Mr Cole did not appear to take any time off from work to deal with the pre-existing conditions pre-injury beyond one or two days noted by his GP following a very stressful event, as would most employees. The Appeal Panel was satisfied that in terms of the scale of employability, there was no deficit, or minor deficit attributable to the normal variation in the general population (class 1) in Mr Cole’s level of pre-injury functioning in this scale.
Mr Cole was able to take stressful telephone calls and deal with complaints from customers that were too difficult for other operators to handle. There was no mention of cognitive difficulties in any setting. Mr Cole did not appear to have any difficulty maintaining focus and concentration pre-injury. The Appeal Panel was satisfied that in terms of the scale of concentration, persistence and pace, there was no deficit (class 1) in Mr Cole’s level of pre-injury functioning in this scale.

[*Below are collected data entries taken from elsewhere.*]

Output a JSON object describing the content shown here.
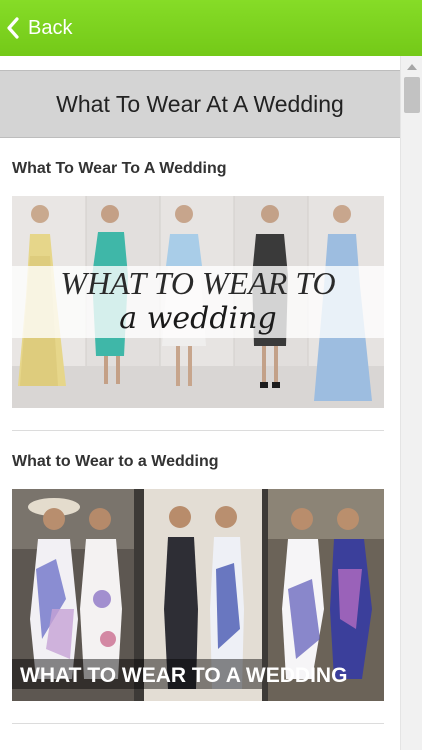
{
  "topbar": {
    "back_label": "Back",
    "color": "#7ed321"
  },
  "page": {
    "title": "What To Wear At A Wedding"
  },
  "articles": [
    {
      "title": "What To Wear To A Wedding",
      "image_text_line1": "WHAT TO WEAR TO",
      "image_text_line2": "a wedding"
    },
    {
      "title": "What to Wear to a Wedding",
      "image_text": "WHAT TO WEAR TO A WEDDING"
    }
  ]
}
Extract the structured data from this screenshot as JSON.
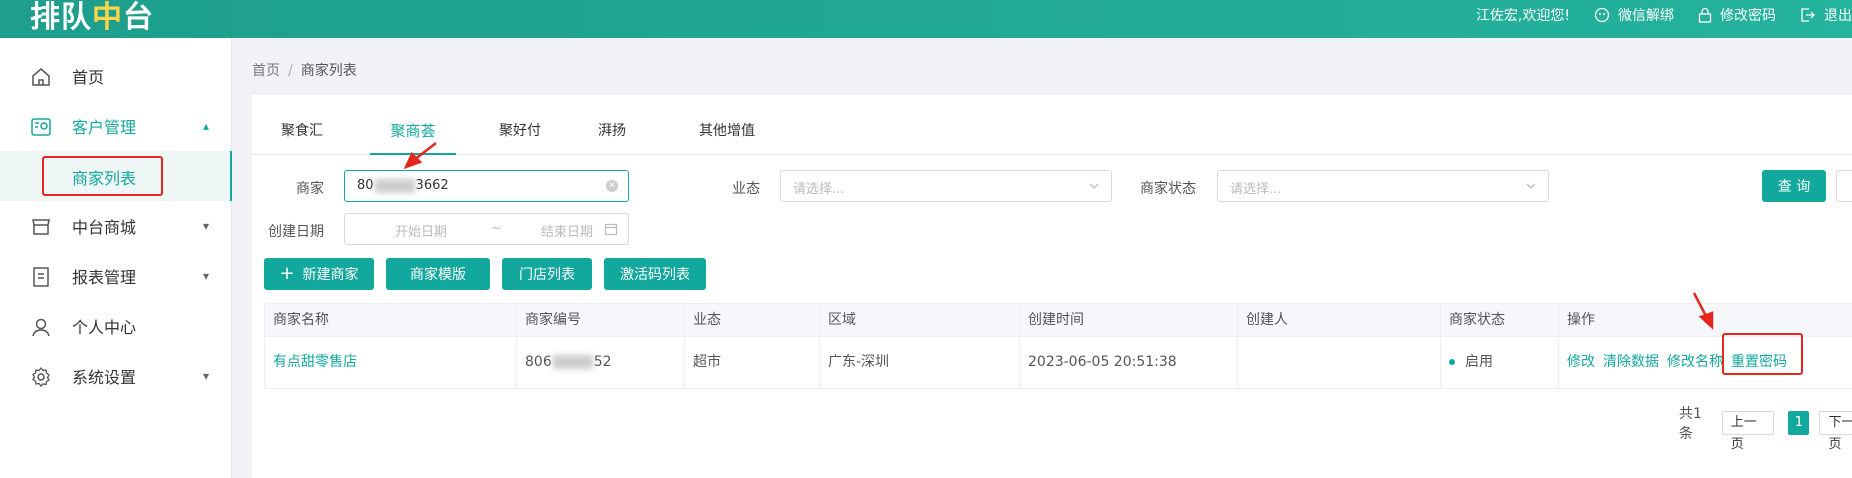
{
  "header": {
    "logo_prefix": "排队",
    "logo_highlight": "中",
    "logo_suffix": "台",
    "welcome": "江佐宏,欢迎您!",
    "wechat_unbind": "微信解绑",
    "change_password": "修改密码",
    "logout": "退出"
  },
  "sidebar": {
    "items": [
      {
        "label": "首页",
        "icon": "home-icon"
      },
      {
        "label": "客户管理",
        "icon": "customer-icon"
      },
      {
        "label": "商家列表"
      },
      {
        "label": "中台商城",
        "icon": "shop-icon"
      },
      {
        "label": "报表管理",
        "icon": "report-icon"
      },
      {
        "label": "个人中心",
        "icon": "user-icon"
      },
      {
        "label": "系统设置",
        "icon": "settings-icon"
      }
    ]
  },
  "breadcrumb": {
    "home": "首页",
    "separator": "/",
    "current": "商家列表"
  },
  "tabs": [
    "聚食汇",
    "聚商荟",
    "聚好付",
    "湃扬",
    "其他增值"
  ],
  "filters": {
    "merchant_label": "商家",
    "merchant_value_prefix": "80",
    "merchant_value_suffix": "3662",
    "business_label": "业态",
    "business_placeholder": "请选择...",
    "status_label": "商家状态",
    "status_placeholder": "请选择...",
    "created_label": "创建日期",
    "start_placeholder": "开始日期",
    "range_sep": "~",
    "end_placeholder": "结束日期",
    "query_button": "查 询"
  },
  "actions": {
    "new_merchant": "新建商家",
    "merchant_template": "商家模版",
    "store_list": "门店列表",
    "activation_list": "激活码列表"
  },
  "table": {
    "columns": [
      "商家名称",
      "商家编号",
      "业态",
      "区域",
      "创建时间",
      "创建人",
      "商家状态",
      "操作"
    ],
    "rows": [
      {
        "name": "有点甜零售店",
        "code_prefix": "806",
        "code_suffix": "52",
        "business": "超市",
        "region": "广东-深圳",
        "created_at": "2023-06-05 20:51:38",
        "creator": "",
        "status": "启用",
        "ops": [
          "修改",
          "清除数据",
          "修改名称",
          "重置密码"
        ]
      }
    ]
  },
  "pagination": {
    "total": "共1条",
    "prev": "上一页",
    "page": "1",
    "next": "下一页"
  },
  "colors": {
    "primary": "#13a89e",
    "header": "#1fa592",
    "highlight": "#e5261f"
  }
}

The Appeal Panel noted that the MA (on p 4 of the MAC) noted that Mr Cole, before becoming unwell, was active with bushwalking and swimming, enjoyed an active social life and time with his family and coached his son’s soccer team. The Appeal Panel was also satisfied that there was no deficit or minor deficit attributable to the normal variation in the general population in Mr Cole’s level of pre-injury functioning in the scale of social and recreational activities. The Appeal Panel was satisfied that in terms of the scale of social and recreational activities, there was no deficit (class 1) in Mr Cole’s level of pre-injury functioning in this scale.
There was no evidence that Mr Cole had any problems with travel pre-injury. He travelled to work, and to attend his social and recreational activities. The Appeal Panel was satisfied that there was no deficit or minor deficit attributable to the normal variation in the general population in Mr Cole’s level of pre-injury functioning in the scale of travel. The Appeal Panel was satisfied that in terms of the scale of travel, there was no deficit (class 1) in Mr Cole’s level of pre-injury functioning in this scale.
There was no evidence that Mr Cole had problems with self-care and personal hygiene pre-injury. However, if there had been a mild impairment in those areas, Mr Cole would have been assessed at most as class 2 for self care and personal hygiene in his level of pre-injury functioning in this scale.
There was, however, evidence of strain in Mr Cole’s relationship with his wife in 2019, and they separated for a six month period. The Appeal Panel considered that this was a moderate impairment and would result in a class 3 rating for social functioning.
These assessments of class 1 for employability, concentration, persistence and pace, social and recreational activities, and travel and class 2 for self care and personal hygiene and class 3 for social functioning result in median class score of 1 and an aggregate score of 9, which is converted to 1% WPI. The MA made a deduction of 2% WPI so the result, using the method of assessing the s 323 deduction as set out in Guideline 11.10 of the Guidelines (that is, assessing Mr Cole’s pre-existing WPI and deducting it from the current level of WPI to obtain the percentage of permanent impairment directly attributable to the work-related injury), would not be the same but less.
Therefore, the Appeal Panel agrees with the MA that a deduction of one-tenth in accordance with the provisions of Guideline 11.10 of the Guidelines and s 323(2) is appropriate in this case and not at odds with the evidence.
For these reasons, the Appeal Panel has determined that the MAC issued on 27 August 2021 by the MA should be confirmed.